You can use it for Laurie’s Stories if you and Mark make a production of it…….
Awesome Laurie i think your tantrum & my tantrum could be the best of friends!! Wow. I had that same exercise tantrum reared yesterday. What the?!?
I’ll admit it must’ve done me well to give into the tantrum too because today.. I busted it out sweat n all at the gym and felt awesome! That’s been missing. I’ve gotten quite complacent it seems. I needed a good butt kickin workout.
I love all your many interests. All of the bc’s. I feel so boring. I need to find something to pursue!!!! I think this really could be an aha moment for me!!!!

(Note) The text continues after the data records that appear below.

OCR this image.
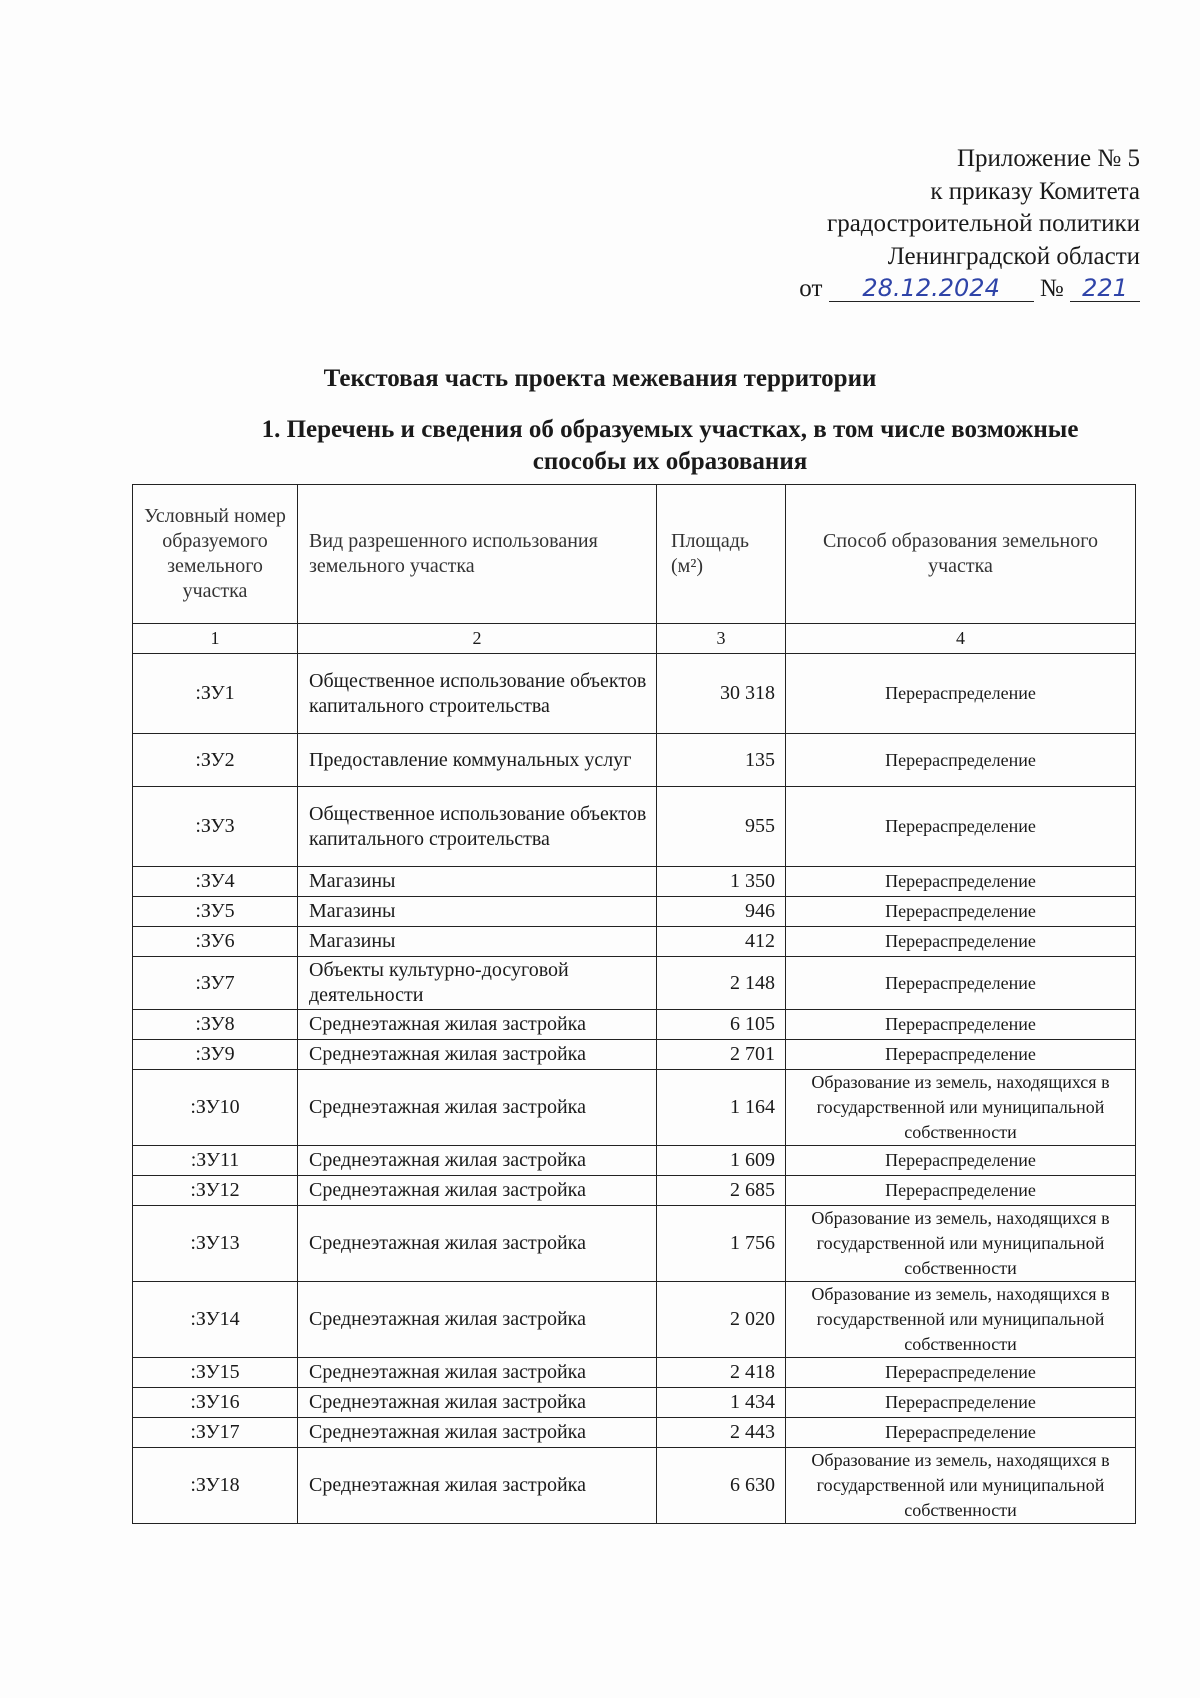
Приложение № 5
к приказу Комитета
градостроительной политики
Ленинградской области
от 28.12.2024 № 221
Текстовая часть проекта межевания территории
1. Перечень и сведения об образуемых участках, в том числе возможные
способы их образования
Условный номер образуемого земельного участка	Вид разрешенного использования земельного участка	Площадь (м²)	Способ образования земельного участка
1	2	3	4
:ЗУ1	Общественное использование объектов капитального строительства	30 318	Перераспределение
:ЗУ2	Предоставление коммунальных услуг	135	Перераспределение
:ЗУ3	Общественное использование объектов капитального строительства	955	Перераспределение
:ЗУ4	Магазины	1 350	Перераспределение
:ЗУ5	Магазины	946	Перераспределение
:ЗУ6	Магазины	412	Перераспределение
:ЗУ7	Объекты культурно-досуговой деятельности	2 148	Перераспределение
:ЗУ8	Среднеэтажная жилая застройка	6 105	Перераспределение
:ЗУ9	Среднеэтажная жилая застройка	2 701	Перераспределение
:ЗУ10	Среднеэтажная жилая застройка	1 164	Образование из земель, находящихся в государственной или муниципальной собственности
:ЗУ11	Среднеэтажная жилая застройка	1 609	Перераспределение
:ЗУ12	Среднеэтажная жилая застройка	2 685	Перераспределение
:ЗУ13	Среднеэтажная жилая застройка	1 756	Образование из земель, находящихся в государственной или муниципальной собственности
:ЗУ14	Среднеэтажная жилая застройка	2 020	Образование из земель, находящихся в государственной или муниципальной собственности
:ЗУ15	Среднеэтажная жилая застройка	2 418	Перераспределение
:ЗУ16	Среднеэтажная жилая застройка	1 434	Перераспределение
:ЗУ17	Среднеэтажная жилая застройка	2 443	Перераспределение
:ЗУ18	Среднеэтажная жилая застройка	6 630	Образование из земель, находящихся в государственной или муниципальной собственности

Something besides diet.. Health.. Food… Exercise… Self-help reading.
Thanks again weeeeehaw
Yeppers Dawny, I have had similar tantrums before. Sometimes, it is my body’s way of communicating its need for rest. Just like I ate when not hungry or starved WHEN hungry because I paid no attention to my body’s signals in the past, exercise was the same way. I would exercise at ALL costs, or laze about even if my body felt like moving around a bit. This time, it was my mental self wanting a break from improvement. It’s exciting to think of you unleashing your awesomeness in the world in some new way. Here’s a cool I just found for writing, It’s a random prompt generator. Try it, it might be fun! xoxoxoxox
Dawny,
My wife and I are quite out of shape. But we love working in the garden, now I know its not the same work out as you get in a gym, but after 3-4 hours of pulling weeds, moving rocks, and planting flowers, our bodies tell us we have had a work out. Like Laurie suggested back in some old episodes, we do stuff for fun that works the body. We took ballroom dancing lessons once, boy did that work my body.